As the Obama Administration begins to bear fruit, I’m not sure I like the crop so far. This government is turning out to be pretty bland. It’s the fall of 2009 and we are not out of Iraq. We are ramping up the war in Afghanistan, and despite the President’s rousing rhetoric, we have made no progress toward peace in the Mid-East. That wasn’t where I figured we would be after listening to Barack Oabama, the candidate. It looks as if the military industrial complex has made another convert.
Understandably, there’s a lot of grumbling going on among “progressives.” Writer David Swanson, for example, has this to say on the Pacific Press web site:
The first-term Obama foreign policy now looks increasingly like the second-term Bush foreign policy. Even where change can be spotted, it regularly seems to follow in the same vein. The New York Times, for instance, recently reported that the controversial “missile defense shield” the Bush administration was insistent on basing in Poland and the Czech Republic is being reconsidered in a many-months-long Obama administration “review.” While this should be welcomed, the only option mentioned involved putting it elsewhere — in Turkey and somewhere in the Balkans. At stake is one of the great military-industrial boondoggles of our age. Yet cancellation is, it seems, beyond consideration in Washington.

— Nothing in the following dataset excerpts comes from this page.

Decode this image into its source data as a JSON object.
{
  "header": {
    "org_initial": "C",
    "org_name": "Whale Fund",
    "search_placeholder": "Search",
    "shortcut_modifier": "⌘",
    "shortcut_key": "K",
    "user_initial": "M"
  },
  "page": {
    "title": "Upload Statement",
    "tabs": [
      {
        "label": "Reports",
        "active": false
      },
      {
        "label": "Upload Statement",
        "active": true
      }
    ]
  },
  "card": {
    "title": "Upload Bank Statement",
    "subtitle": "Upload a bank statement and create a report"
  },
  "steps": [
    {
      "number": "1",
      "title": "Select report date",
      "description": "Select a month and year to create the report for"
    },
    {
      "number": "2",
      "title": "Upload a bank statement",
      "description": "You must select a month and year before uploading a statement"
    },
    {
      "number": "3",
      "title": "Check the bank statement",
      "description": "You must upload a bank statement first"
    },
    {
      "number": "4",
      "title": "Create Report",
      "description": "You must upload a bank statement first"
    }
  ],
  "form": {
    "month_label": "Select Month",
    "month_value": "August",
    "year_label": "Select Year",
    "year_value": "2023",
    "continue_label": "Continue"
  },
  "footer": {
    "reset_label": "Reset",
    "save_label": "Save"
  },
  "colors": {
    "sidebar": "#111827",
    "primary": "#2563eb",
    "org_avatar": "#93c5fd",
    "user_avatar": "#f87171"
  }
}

On the home front, the prospect of real health care reform grows fainter each day. Oh, there will be a bill. But it will probably be just another giveaway to Big Business. It will more than likely make health insurance mandatory for every American, with the government picking up the premiums for those who can’t afford to pay. What a deal! Better call your broker and buy some health insurance stock before prices soar out of sight.
Doesn’t that follow the pattern of the giveaway to financial institutions? Those “masters of the universe” got trillions of our tax money and nobody can tell us what they did with it. The financial policies that the Bush Administration introduced have been continued without a hitch.
I am not ready to give up on President Obama. Not yet. I understand that politics is the art of the possible. I can see the difficulty of legislating change when many Democrats in Congress are conservative “Blue Dogs” who owe their souls to corporate donors. I am aware (who isn’t?) of the mindless crowd yelling “Socialist”, “Fascist”, “Nazi,” “Antichrist” and other absurd slogans every time the President opens his mouth. And I can see that the Republican Party would do anything – even destroy their own country – to bring him down.
But I am beginning to feel uneasy about the massive support he received from Wall Street and – yes – the health care and health insurance industries.
Several wall Street tycoons (notably UBS boss Robert Wolf) got behind Obama’s campaign in the beginning, when few observers thought he had a chance of being nominated. And according to the Center for Responsive Politics, Obama’s top campaign contributors included the investment firms Goldman Sachs, Citigroup, J.P. Morgan Chase, Morgan Stanley, UBS Securities, Lehman Brothers, Credit Suisse and Citadel Investment Group.
And here’s an interesting excerpt from a New York Times story last October, headed “Health Sector Puts Its Money on Democrats”:
Among all the candidates in both political parties, Mr. Obama, of Illinois, is the No. 2 recipient of donations from the health care industry, having raised about $2.2 million, according to campaign finance records.
Do I think Obama is a closet conservative? Of course not. Do I think he means well? Yes I do. Is he a progressive? Perhaps. But do I see any evidence of progressive policy making in his administration? No, I do not.